Elle ne m'avait pas souri, ne m'avait pas parlé davantage, elle s'était juste éclipsée sans rien dire.
Après la conversation que nous avions eue sur la plage, je me doutais que ça allait se dérouler ainsi.
Je ne m'attendais pas plus à ce qu'elle me donne des nouvelles d'elle. Après tout pourquoi l'aurait –elle fait ? Elle n'avait aucune raison de me passer un coup de fil
Elle n'avait aucune raison de me contacter tout comme je n'avais aucune raison de me sentir vexer qu'elle ne l'ait pas fait. La seule chose dont j'étais certain, c'était que j'avais envie de la voir même si cela n'était pas une bonne idée.
Il me fallait juste un prétexte pour me rendre dans les bureaux de la compagnie, quelque chose qui ne me ferait pas passer pour un idiot quand je me présenterais devant elle.

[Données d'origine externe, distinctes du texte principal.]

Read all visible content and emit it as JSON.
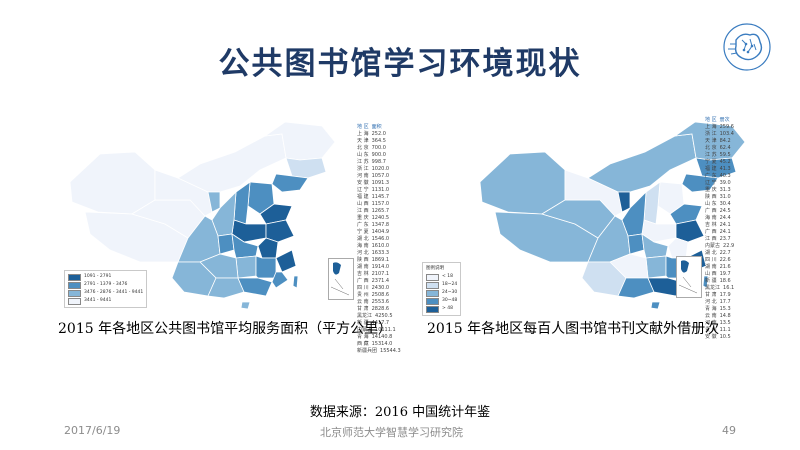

Le problème avec mon plan bancal, c'était l'excuse en question. Je ne savais pas quoi inventer et mes explications étaient tous plus farfelues les unes que les autres.
Tant que je ne trouvais pas quelque chose de plausible, je ne pouvais pas débarquer chez elle ou au sein de la compagnie.
L'été commençait à pointer le bout de son nez. Les vacances scolaires avaient démarré et j'étais de baby-sitting. Emmett et Rosalie avaient pris quelques jours et je m'étais proposé pour garder les petits puisque mes parents ne pouvaient pas le faire. Mon père avait un congrès à Washington et ma mère l'accompagnait.
J'avais déjà gardé les trois monstres pour plus d'une journée, j'étais donc heureux d'avoir du monde chez moi. En plus, pour éviter de faire d'Isabella Masen Voltury une obsession, j'avais pris quelques jours de congés afin de m'occuper à plein temps de Jade, Seth et Liam. Bien qu'ils aiment le jardin d'enfants, ils étaient contents de rester avec moi quelques temps.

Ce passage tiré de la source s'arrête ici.